The injection interleukin-12 and -23 (IL-12; IL-23) inhibitor becomes the first biologic approved to target such pathways in this patient age population. It was approved based on the results of the CADMUS Junior study, an open-label, single-arm, multicenter phase 3 clinical in which 44 patients with moderate to severe plaque psoriasis were assessed.

Investigators observed that 77% of treated patients achieved clear or almost clear skin at week 12, following their second dose of ustekinumab. In secondary endpoints, 84% and 64% of treated patients achieved Psoriasis Area and Severity Index (PASI) scores of 75 and 90, respectively, at week 12.

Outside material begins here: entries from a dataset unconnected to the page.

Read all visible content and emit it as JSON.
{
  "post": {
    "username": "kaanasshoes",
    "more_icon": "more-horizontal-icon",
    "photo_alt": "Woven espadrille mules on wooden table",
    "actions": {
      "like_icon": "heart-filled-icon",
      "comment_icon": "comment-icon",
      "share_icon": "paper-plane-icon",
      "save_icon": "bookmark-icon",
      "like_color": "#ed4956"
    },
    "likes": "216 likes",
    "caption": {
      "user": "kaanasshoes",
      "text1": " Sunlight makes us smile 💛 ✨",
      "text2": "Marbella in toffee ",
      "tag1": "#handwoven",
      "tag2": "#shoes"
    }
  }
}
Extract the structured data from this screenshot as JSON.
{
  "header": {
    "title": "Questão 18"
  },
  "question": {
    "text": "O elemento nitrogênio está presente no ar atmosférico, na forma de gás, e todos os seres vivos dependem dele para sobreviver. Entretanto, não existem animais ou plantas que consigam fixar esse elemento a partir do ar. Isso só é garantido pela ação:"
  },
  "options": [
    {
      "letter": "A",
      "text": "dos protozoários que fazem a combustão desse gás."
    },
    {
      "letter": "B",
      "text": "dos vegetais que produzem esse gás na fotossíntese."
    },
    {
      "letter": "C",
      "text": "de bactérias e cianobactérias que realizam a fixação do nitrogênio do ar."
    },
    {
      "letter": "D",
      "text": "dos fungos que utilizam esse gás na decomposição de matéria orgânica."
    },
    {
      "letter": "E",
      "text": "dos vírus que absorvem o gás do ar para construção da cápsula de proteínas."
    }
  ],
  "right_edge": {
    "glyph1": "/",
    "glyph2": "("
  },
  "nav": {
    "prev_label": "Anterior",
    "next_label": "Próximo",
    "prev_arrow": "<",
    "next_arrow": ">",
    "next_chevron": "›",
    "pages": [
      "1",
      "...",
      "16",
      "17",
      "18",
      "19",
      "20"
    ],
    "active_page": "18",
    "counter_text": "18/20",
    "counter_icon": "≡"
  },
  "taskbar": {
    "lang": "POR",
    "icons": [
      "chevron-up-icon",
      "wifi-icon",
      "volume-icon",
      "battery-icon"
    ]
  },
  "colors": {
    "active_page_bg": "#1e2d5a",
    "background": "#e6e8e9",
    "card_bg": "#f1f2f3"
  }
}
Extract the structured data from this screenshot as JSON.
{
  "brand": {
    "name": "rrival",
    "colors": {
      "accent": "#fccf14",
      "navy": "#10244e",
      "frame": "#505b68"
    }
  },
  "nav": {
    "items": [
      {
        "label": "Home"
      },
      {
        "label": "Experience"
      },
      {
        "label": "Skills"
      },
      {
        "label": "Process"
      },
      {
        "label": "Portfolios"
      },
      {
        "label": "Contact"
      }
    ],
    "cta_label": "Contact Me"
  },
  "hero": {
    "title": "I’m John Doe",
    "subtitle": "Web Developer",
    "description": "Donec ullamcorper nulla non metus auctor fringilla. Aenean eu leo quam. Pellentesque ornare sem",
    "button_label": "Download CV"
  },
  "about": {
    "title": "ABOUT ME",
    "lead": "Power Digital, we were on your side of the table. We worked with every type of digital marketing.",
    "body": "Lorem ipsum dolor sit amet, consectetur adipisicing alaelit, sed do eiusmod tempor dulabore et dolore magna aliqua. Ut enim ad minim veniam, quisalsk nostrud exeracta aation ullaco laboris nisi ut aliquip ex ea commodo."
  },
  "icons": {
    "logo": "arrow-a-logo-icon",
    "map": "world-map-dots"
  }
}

The observed ustekinumab safety profile was similar to that observed in adults with plaque psoriasis.

As an injection therapy dosed 4 times annually after 2 starter doses, ustekinumab has been previously approved by the FDA for the treatment of adults and pediatric patients with moderate to severe plaque psoriasis who are phototherapy of systemic therapy candidates; adultsvwith active psoriatic arthritis; adults with Crohn’s disease; and adults with moderalty to severe active ulcerative colitis.

As plaque psoriasis presents variably in patients, clinicians face a challenge in both diagnosing and treating the chronic condition, Stacie Bell, PhD, Chief Scientific and Medical Officer of the National Psoriasis Foundation, said.

“Especially in the pediatric population, it is important for patients, parents and physicians to work together to identify an appropriate treatment,” Bell said in a statement. “The approval of new treatment options is an exciting step forward to address the unmet needs of children living with psoriasis.”